"The city is still counting prisoners as population... it’s wrong to include them when voter representation is determined."
by Leah Sakala,
July 15, 2013
The Utica Observer-Dispatch published a strong editorial calling on the City of Rome to comply with the New York law banning prison gerrymandering by updating its city council lines:
Our view: Free prisoners — from voting data
Rome needs to get rid of its prisoners in the Second Ward — at least on paper. More than two years after a state law passed requiring municipalities to account for prisoners when redrawing legislative lines, nothing has happened. The city is still counting prisoners as population, and while that might work for census purposes, it’s wrong to include them when voter representation is determined.
That must change. In 2011, 2,083 of the second ward’s roughly 5,000 residents were prisoners in the Oneida and Mohawk correctional facilities. But they do not vote or participate in city affairs.
The 2010 law provided two options: Either remove prisoners from the counts altogether or to use new state data that reallocates them to their hometowns. Either option is fair. What’s not fair is the status quo. Some believe lower numbers would affect state aid, but Peter Wagner, executive director of the nonprofit Prison Policy Initiative, says that’s not so.

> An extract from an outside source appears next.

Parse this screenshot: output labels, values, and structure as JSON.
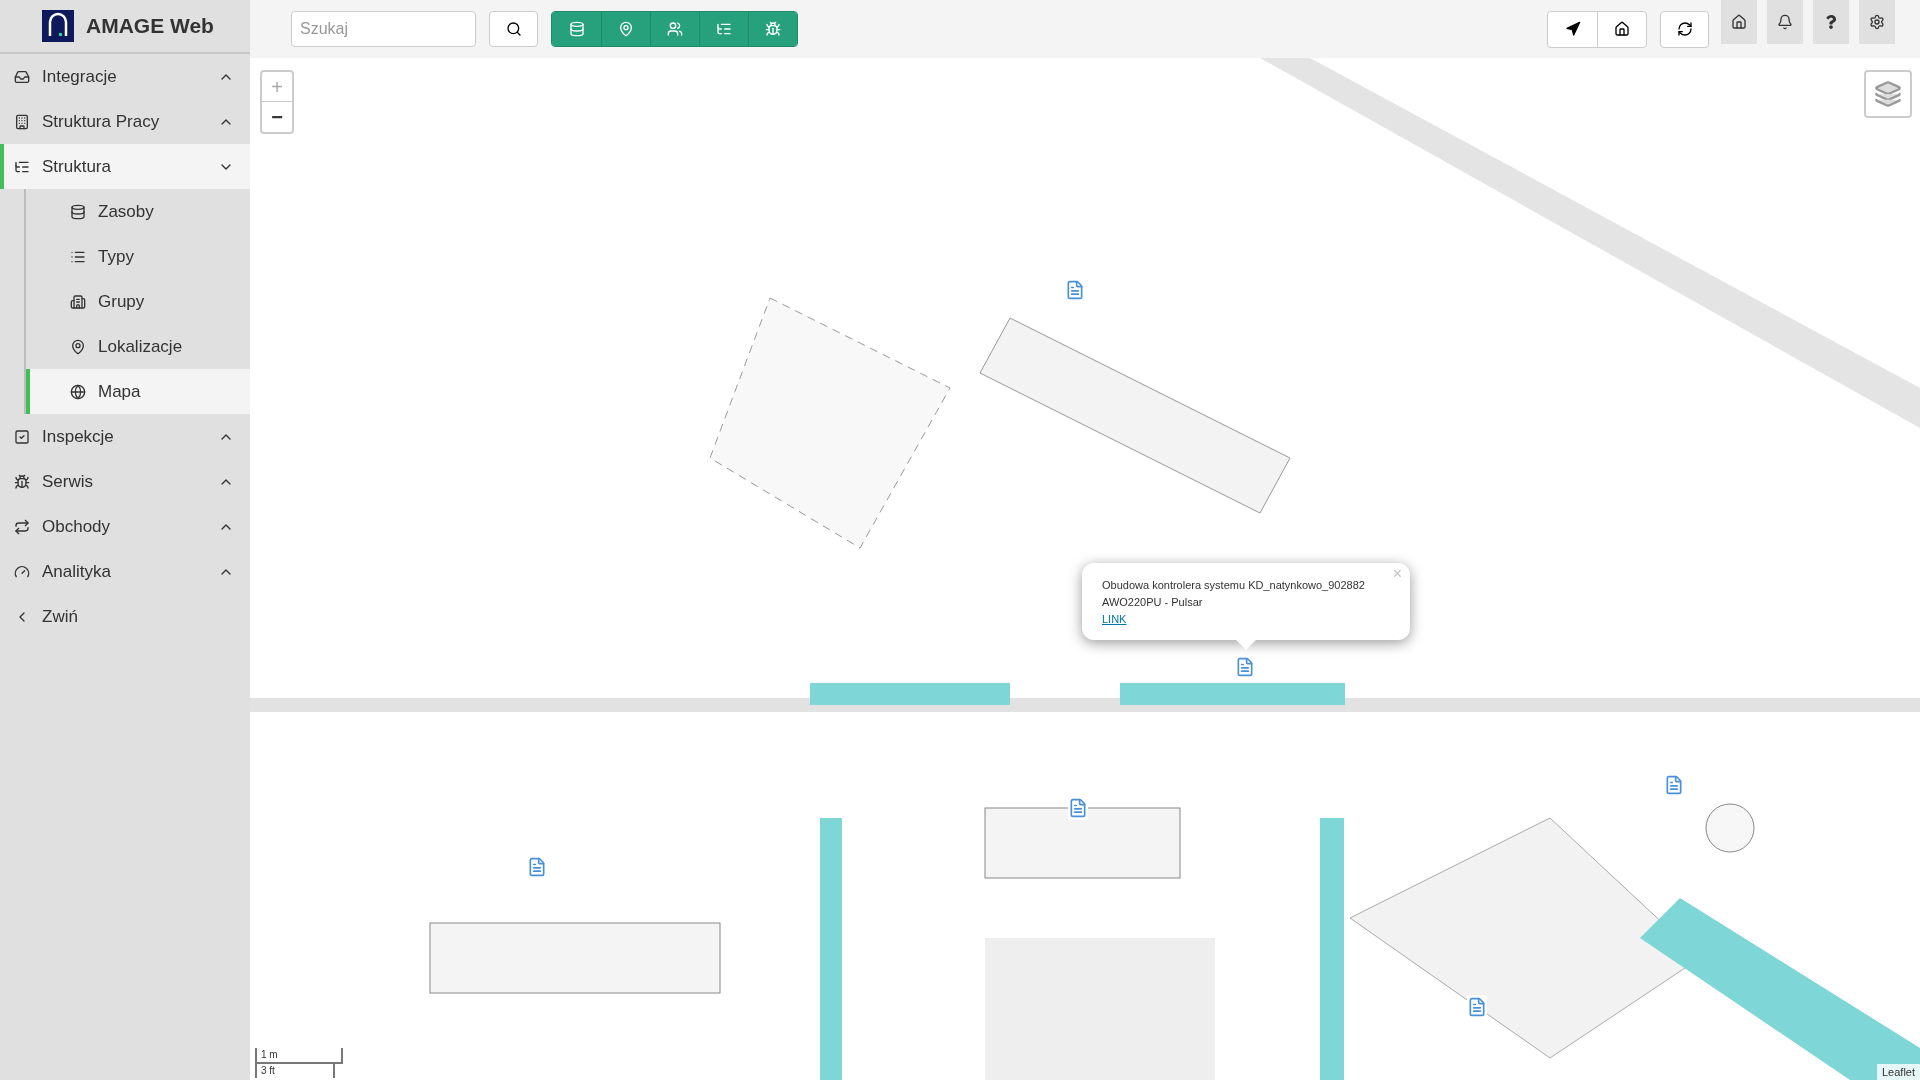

Rome is considering redrawing ward lines. It should exclude the prisoners. Putting them in the mix is a grave injustice to taxpaying Romans.

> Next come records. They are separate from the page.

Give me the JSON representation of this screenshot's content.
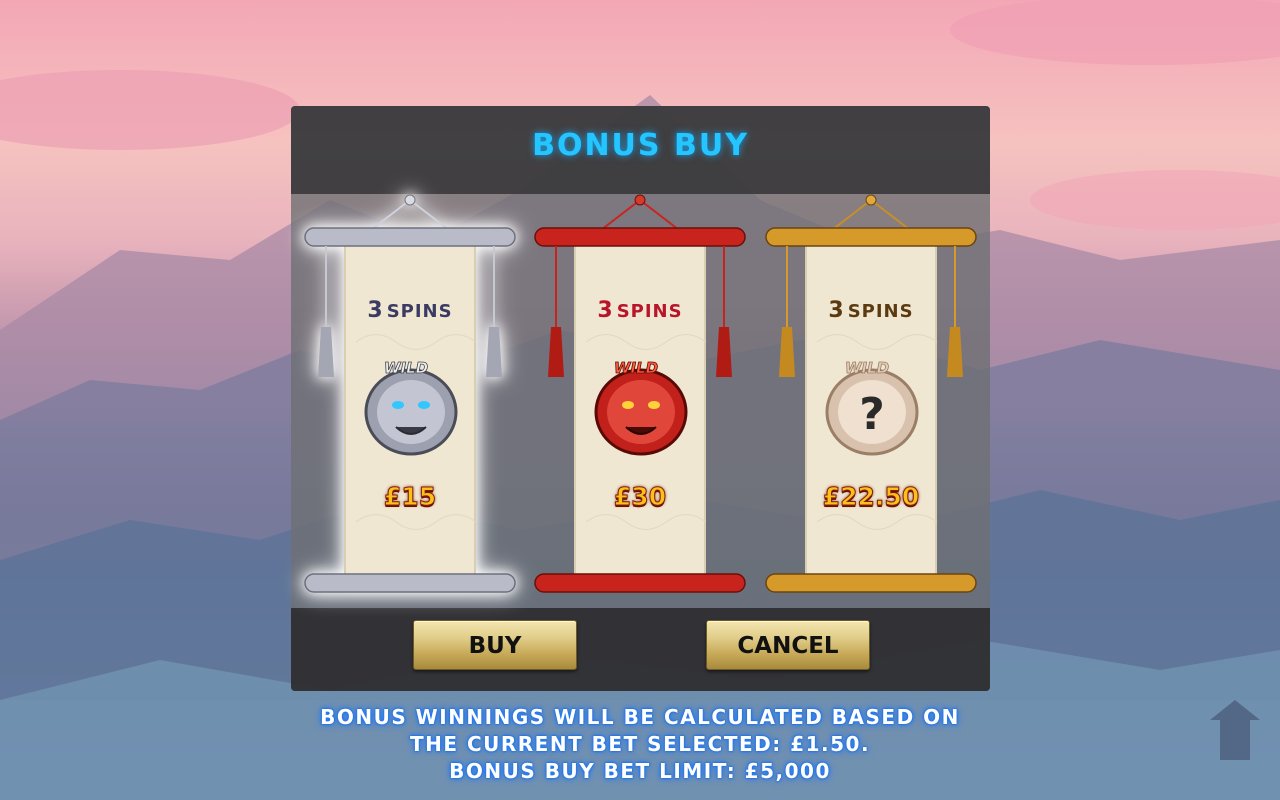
{
  "dialog": {
    "title": "BONUS BUY"
  },
  "options": [
    {
      "spins_number": "3",
      "spins_word": "SPINS",
      "price": "£15",
      "theme": "silver",
      "selected": true,
      "spins_color": "#3b3a63",
      "has_question_mark": false
    },
    {
      "spins_number": "3",
      "spins_word": "SPINS",
      "price": "£30",
      "theme": "red",
      "selected": false,
      "spins_color": "#b8142a",
      "has_question_mark": false
    },
    {
      "spins_number": "3",
      "spins_word": "SPINS",
      "price": "£22.50",
      "theme": "gold",
      "selected": false,
      "spins_color": "#5b3a12",
      "has_question_mark": true,
      "question_mark": "?"
    }
  ],
  "tiger_label": "WILD",
  "buttons": {
    "buy": "BUY",
    "cancel": "CANCEL"
  },
  "notice": {
    "line1": "BONUS WINNINGS WILL BE CALCULATED BASED ON",
    "line2": "THE CURRENT BET SELECTED: £1.50.",
    "line3": "BONUS BUY BET LIMIT: £5,000"
  },
  "colors": {
    "title": "#25c6ff",
    "price": "#f9c21a",
    "silver": "#b9bcc8",
    "red": "#c8231c",
    "gold": "#d69a2a",
    "parchment": "#f1e9d6"
  }
}
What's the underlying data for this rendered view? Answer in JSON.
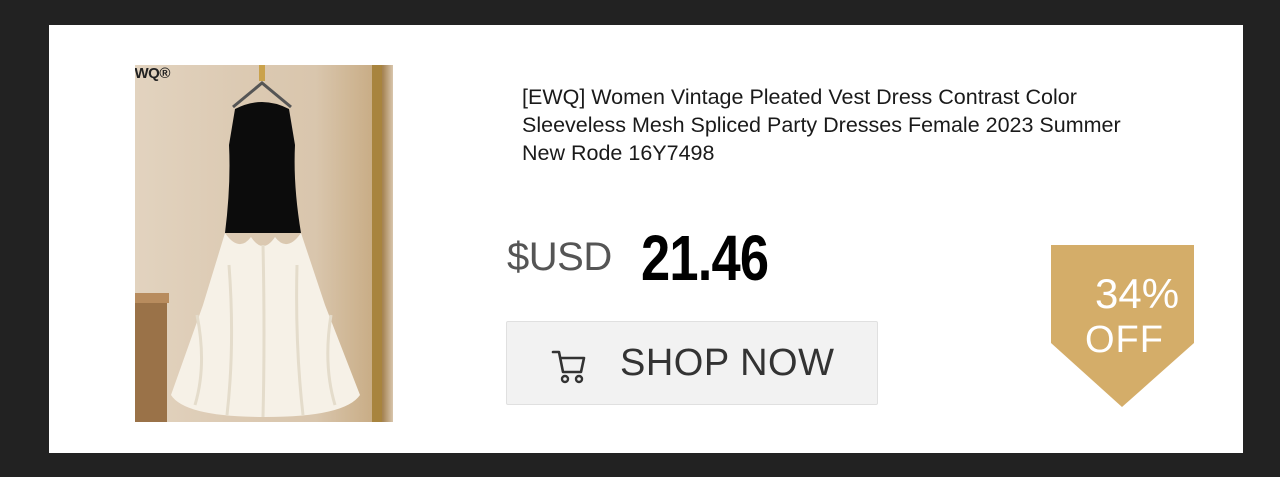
{
  "product": {
    "brand": "EWQ®",
    "title": "[EWQ] Women Vintage Pleated Vest Dress Contrast Color Sleeveless Mesh Spliced Party Dresses Female 2023 Summer New Rode 16Y7498",
    "image_alt": "Black sleeveless vest dress with white pleated mesh skirt"
  },
  "price": {
    "currency": "$USD",
    "value": "21.46"
  },
  "cta": {
    "label": "SHOP NOW",
    "icon": "cart-icon"
  },
  "discount": {
    "percent": "34%",
    "label": "OFF",
    "color": "#d4ad69"
  },
  "colors": {
    "background": "#222222",
    "card": "#ffffff",
    "button_bg": "#f2f2f2"
  }
}
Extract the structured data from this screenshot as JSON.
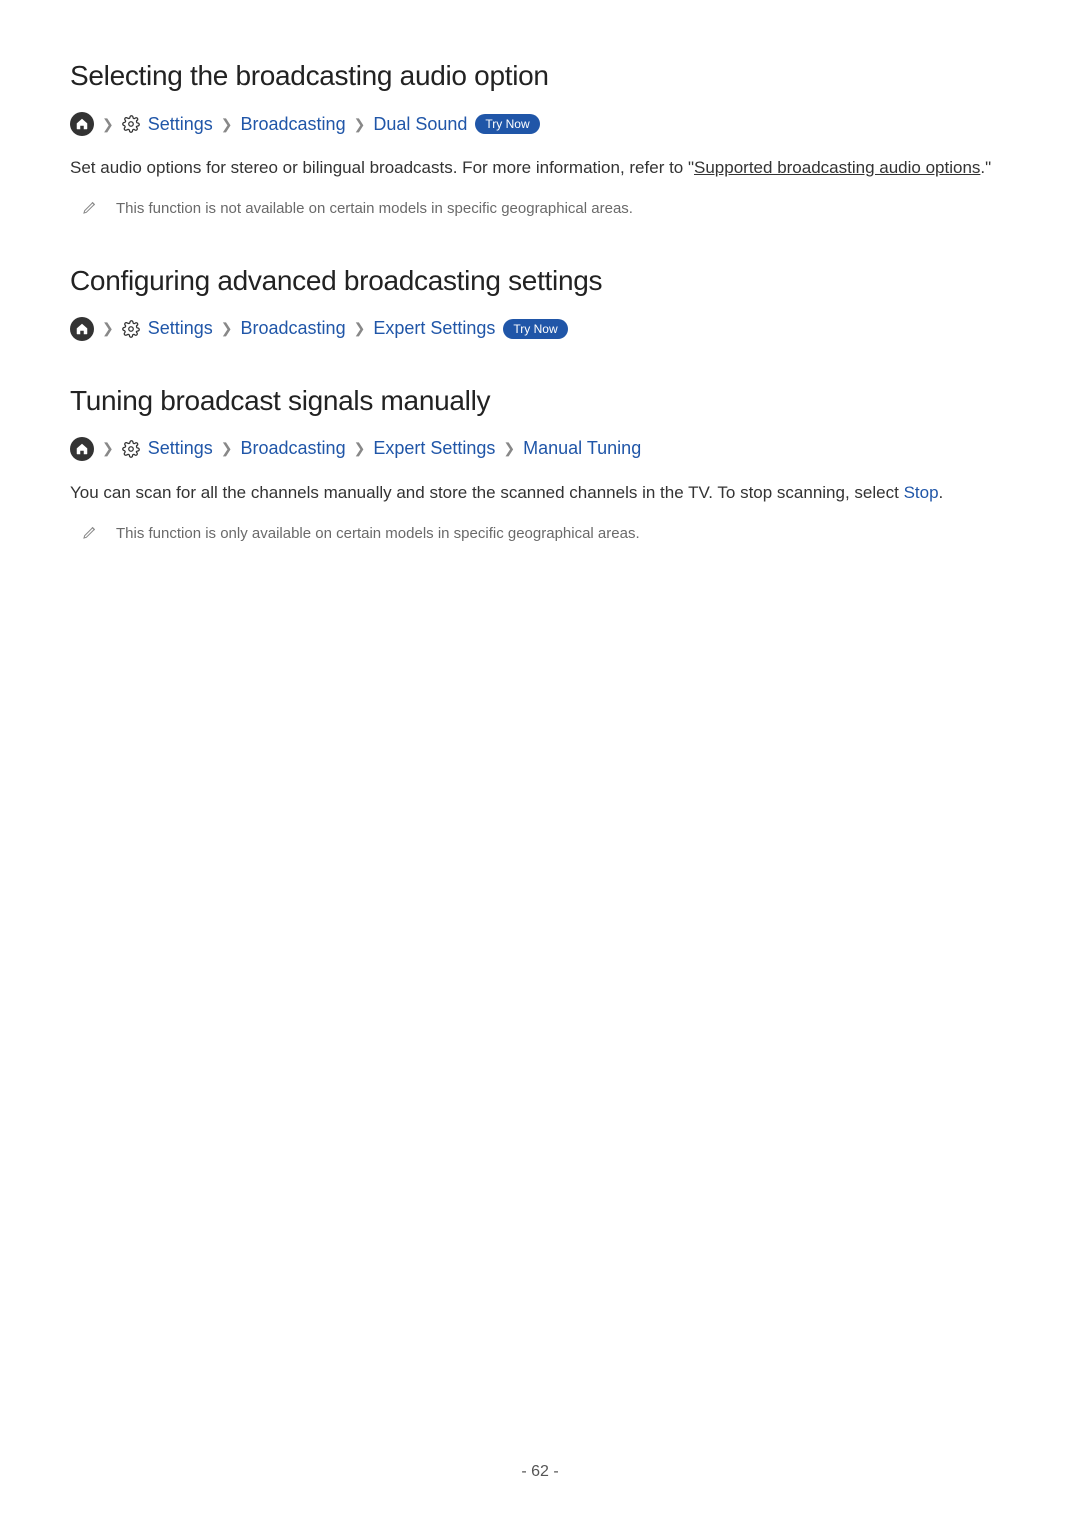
{
  "sections": [
    {
      "heading": "Selecting the broadcasting audio option",
      "breadcrumbs": [
        {
          "label": "Settings",
          "withGear": true
        },
        {
          "label": "Broadcasting"
        },
        {
          "label": "Dual Sound"
        }
      ],
      "tryNow": "Try Now",
      "body_pre": "Set audio options for stereo or bilingual broadcasts. For more information, refer to \"",
      "body_link": "Supported broadcasting audio options",
      "body_post": ".\"",
      "note": "This function is not available on certain models in specific geographical areas."
    },
    {
      "heading": "Configuring advanced broadcasting settings",
      "breadcrumbs": [
        {
          "label": "Settings",
          "withGear": true
        },
        {
          "label": "Broadcasting"
        },
        {
          "label": "Expert Settings"
        }
      ],
      "tryNow": "Try Now"
    },
    {
      "heading": "Tuning broadcast signals manually",
      "breadcrumbs": [
        {
          "label": "Settings",
          "withGear": true
        },
        {
          "label": "Broadcasting"
        },
        {
          "label": "Expert Settings"
        },
        {
          "label": "Manual Tuning"
        }
      ],
      "body_pre": "You can scan for all the channels manually and store the scanned channels in the TV. To stop scanning, select ",
      "body_inline": "Stop",
      "body_post": ".",
      "note": "This function is only available on certain models in specific geographical areas."
    }
  ],
  "pageNumber": "- 62 -"
}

Rome (NY) stalls on redistricting, prolonging prison gerrymandering.
by Aleks Kajstura,
July 8, 2013
Today, a headline in the Utica Observer-Dispatch declared: “Rome still counting prisoners in legislative districts”. Several years after New York outlawed prison gerrymandering, the city of Rome, in Oneida County, New York, is still dragging its feet, clinging to old ward lines that give extra representation to the residents of the ward with the prison. As we’ve been watching the state of New York and its local governments draw fairer districts without prison gerrymandering, we were shocked to see Rome — the most dramatic example of prison gerrymandering in the state — fall behind.
The 2000-era data underlying the current districts tabulated the people incarcerated at the Oneida and Mohawk state correctional facilities as if they were residents of Rome. As a result, half of Ward 2 was made up of incarcerated people; that gave every actual resident of Ward 2 twice as much voting power as any other resident of the city. And the 13-year-old data still haunts the ward boundaries today, diluting votes, and democracy in the city.
The 2010 Census again tabulated the people incarcerated in the two state correctional facilities as if they were residents of the city. (The Oneida facility has since closed, depriving Ward 2 of even some of its phantom constituents.) But, in 2010, New York State passed a law (Part XX of Chapter 57 of the Laws of 2010) requiring cities like Rome to either exclude the prison population form redistricting data, or use the redistricting data published by LATFOR (New York’s Legislative Task Force on Demographic Research and Reapportionment), which counts incarcerated people at their home addresses. The data for both options has been available for almost two years.
The most shocking part of the article was Councilman John Mortise (Ward 2) throwing both state and federal law into the wind, and proposing to eventually divide the wards equally, by land area.
Luckily, that’s not how it works. The citizens of Rome are going to get democracy, but the question is: how long they’ll have to wait for it to arrive.